Il frappa ensuite plusieurs fois à sa porte : son ami finit par lui ouvrir. Au début il fut étonné de le voir, puis esquissa directement un sourire.
- Je savais bien que t’allais revenir.
- J’me suis barré si tu veux tout savoir.
Karma écarquilla les yeux le temps d’une seconde, puis son sourire réapparut.
- Tu t’es cassé de chez toi ?
- J’en ai eu marre.
- Ben dis donc…
- Bon, tu vas me laisser poireauter dehors encore longtemps ou bien tu me laisses entrer ?
Le garçon aux cheveux rouges pencha sa tête en arrière comme pour guetter quelque chose, puis se tourna vers son ami.
- J’ai pas envie qu’on reste chez moi, allons chez Manon. 

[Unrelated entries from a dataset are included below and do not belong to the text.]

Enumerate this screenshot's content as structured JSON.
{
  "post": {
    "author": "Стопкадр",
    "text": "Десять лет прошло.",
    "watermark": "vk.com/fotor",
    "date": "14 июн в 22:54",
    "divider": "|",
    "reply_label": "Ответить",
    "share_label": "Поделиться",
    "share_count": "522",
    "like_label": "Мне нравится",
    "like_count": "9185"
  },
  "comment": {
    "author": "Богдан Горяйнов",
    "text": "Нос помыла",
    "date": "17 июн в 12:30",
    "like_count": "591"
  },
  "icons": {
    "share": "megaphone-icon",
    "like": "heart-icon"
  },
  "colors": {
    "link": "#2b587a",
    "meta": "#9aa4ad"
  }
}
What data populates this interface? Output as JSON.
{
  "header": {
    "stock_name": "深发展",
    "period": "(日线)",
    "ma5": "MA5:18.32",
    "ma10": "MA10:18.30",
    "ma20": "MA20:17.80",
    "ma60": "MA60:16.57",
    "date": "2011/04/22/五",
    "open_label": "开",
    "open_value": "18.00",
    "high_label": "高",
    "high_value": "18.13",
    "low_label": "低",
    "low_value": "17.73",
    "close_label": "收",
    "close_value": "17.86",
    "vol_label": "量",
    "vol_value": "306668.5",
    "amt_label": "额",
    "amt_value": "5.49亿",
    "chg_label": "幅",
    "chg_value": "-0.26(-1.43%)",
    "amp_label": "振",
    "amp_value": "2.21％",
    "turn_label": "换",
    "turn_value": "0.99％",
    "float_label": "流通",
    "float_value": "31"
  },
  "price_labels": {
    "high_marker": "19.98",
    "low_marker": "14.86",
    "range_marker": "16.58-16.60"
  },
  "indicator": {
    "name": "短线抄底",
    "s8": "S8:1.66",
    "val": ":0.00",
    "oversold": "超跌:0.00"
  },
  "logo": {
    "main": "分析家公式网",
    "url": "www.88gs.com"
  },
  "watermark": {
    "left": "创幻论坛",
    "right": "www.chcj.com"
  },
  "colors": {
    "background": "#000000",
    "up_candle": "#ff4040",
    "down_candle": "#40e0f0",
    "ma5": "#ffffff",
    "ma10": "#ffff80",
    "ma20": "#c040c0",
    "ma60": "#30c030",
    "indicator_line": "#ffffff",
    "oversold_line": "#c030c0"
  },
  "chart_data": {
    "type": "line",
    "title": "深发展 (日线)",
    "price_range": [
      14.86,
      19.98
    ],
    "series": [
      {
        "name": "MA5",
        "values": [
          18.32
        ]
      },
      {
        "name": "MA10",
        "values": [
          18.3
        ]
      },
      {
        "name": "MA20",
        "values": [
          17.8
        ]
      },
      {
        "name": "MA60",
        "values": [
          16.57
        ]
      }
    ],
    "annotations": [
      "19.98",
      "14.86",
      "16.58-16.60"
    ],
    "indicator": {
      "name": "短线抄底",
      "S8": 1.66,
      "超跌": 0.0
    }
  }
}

Il prit ses affaires puis ferma la porte, direction la maison de Manon. Elle habitait dans une petite maison moderne, juste devant l’entrée d’une forêt. Personne à part les deux garçons n’y avait mis les pieds, cette maison placé devant cette forêt donnait l’effet d’une maison abandonnée, que tous les habitants de Northville craignait. De plus, la maison de Manon était un peu plus éloigné du village, donc cela était plus fatiguant de devoir y aller à pied.
- On aurait dû prendre ta voiture. Parla Kirua dans un soupir.
- C’est pas ma voiture, celle que j’ai prise ce matin était à ma mère.
Ils arrivèrent enfin devant chez elle. Kirua frappa à la porte, et Manon l’ouvrit directement. Elle fut surprise de les voir et n’eut le temps de dire quelque chose qu’ils entrèrent sans prévenir.
- Eh bien, faites comme chez vous.

Karma s’étala sur le canapé, Kirua l’imitant.
- Quelle journée de merde. Souffla ce dernier.
- Qu’est-ce qui s’est passé ?
- T’as à boire s’te plaît ? Demanda Karma.
Manon regarda dans le frigo les boissons restantes.
- Je n’ai que du Ice Tea et du Coca en boissons “normales”. Le reste, ce n’est que de l’alcool ou de la bière.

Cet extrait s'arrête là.